Ne esce un affresco drammaticamente reale della condizione delle insegnanti: una retribuzione bassissima e spesso soggetta ai capricci delle amministrazioni comunali, i frequenti ricatti sessuali dei sindaci, le condizioni di lavoro estremamente misere, l'incomprensione delle popolazioni rurali a cui le maestre "rubavano" braccia di lavoro minorile, l'isolamento sociale a cui spesso erano costrette. Il suicidio della maestra Italia Donati, accusata di essere di facili costumi dal sindaco di Porciano, sollevò un'ondata di indignazione, grazie anche ai numerosi articoli della Serao sul Corriere della Sera, ma non cambiò - di fatto - le condizioni di subalternità morale ed economica delle maestre elementari.
Ma, al di là di una generica e superficiale compassione sentimentale, è mancata alla classe politica del tempo "la comprensione della dimensione sociale del fenomeno, la sottovalutazione del dramma collettivo che segnava un'intera generazione di donne di umile condizione costrette ad operare in luoghi e in realtà ostili, prive di ogni garanzia di rispetto e di ogni forma di tutela".
E mentre la retorica tardo ottocentesca, a cui non sfugge neppure il De Amicis, esaltava "le operaie del cuore" che combattevano l'analfabetismo nei più sperduti borghi delle campagne e delle montagne italiane, le maestre continuavano a morire di stenti, nella miseria e nell'abbandono dell'amministrazione scolastica che avrebbe dovuto tutelarle.
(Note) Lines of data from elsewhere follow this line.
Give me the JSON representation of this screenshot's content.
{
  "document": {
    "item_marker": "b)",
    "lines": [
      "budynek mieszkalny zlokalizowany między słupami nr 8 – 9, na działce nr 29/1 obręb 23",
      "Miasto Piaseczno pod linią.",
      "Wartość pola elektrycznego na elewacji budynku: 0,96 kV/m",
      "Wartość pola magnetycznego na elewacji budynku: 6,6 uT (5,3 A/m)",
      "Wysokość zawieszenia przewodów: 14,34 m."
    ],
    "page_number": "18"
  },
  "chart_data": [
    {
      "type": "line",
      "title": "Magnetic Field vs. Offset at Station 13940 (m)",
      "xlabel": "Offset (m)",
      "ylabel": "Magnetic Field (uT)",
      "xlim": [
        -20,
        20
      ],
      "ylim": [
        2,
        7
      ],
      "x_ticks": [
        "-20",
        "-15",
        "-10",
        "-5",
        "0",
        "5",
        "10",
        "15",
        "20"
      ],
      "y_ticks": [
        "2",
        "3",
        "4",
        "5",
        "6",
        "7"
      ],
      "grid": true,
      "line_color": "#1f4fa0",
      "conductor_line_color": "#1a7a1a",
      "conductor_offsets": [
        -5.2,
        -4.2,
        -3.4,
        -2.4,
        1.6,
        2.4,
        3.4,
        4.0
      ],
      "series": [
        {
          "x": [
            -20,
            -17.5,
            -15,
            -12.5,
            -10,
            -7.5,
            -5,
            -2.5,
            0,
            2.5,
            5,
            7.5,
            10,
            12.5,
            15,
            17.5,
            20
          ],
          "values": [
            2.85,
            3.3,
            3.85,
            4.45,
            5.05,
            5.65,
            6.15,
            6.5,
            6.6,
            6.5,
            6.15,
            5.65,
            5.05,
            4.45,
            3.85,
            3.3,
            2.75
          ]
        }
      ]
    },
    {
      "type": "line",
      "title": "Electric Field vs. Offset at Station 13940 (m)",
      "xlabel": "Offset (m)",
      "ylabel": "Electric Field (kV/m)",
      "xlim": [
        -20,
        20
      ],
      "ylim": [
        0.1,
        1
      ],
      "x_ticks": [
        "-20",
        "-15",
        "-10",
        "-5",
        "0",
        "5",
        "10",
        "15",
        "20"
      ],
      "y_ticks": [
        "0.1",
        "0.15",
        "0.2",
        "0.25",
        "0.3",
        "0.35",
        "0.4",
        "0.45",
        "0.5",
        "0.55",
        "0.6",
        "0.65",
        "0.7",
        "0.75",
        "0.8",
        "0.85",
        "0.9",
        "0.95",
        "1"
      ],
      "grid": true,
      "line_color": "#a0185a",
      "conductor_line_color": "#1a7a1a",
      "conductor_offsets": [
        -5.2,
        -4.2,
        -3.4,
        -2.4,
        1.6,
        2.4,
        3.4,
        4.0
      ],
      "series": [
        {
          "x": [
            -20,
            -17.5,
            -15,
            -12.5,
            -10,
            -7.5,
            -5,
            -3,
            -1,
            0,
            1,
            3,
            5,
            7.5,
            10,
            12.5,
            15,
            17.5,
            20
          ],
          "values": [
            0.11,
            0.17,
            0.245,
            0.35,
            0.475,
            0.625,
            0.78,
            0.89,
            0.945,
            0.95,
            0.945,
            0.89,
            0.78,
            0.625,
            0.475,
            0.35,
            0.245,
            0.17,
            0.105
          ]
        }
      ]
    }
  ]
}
Soltanto con la legge Daneo-Credaro del 1911 le scuole elementari passarono sotto il controllo dello Stato, ma l'applicazione della legge - anche a causa della prima guerra mondiale - subì notevoli difficoltà e resistenze e si dovette attendere la più compiuta riforma Gentile, nel 1923, per veder regolato il lavoro delle insegnanti elementari in Italia.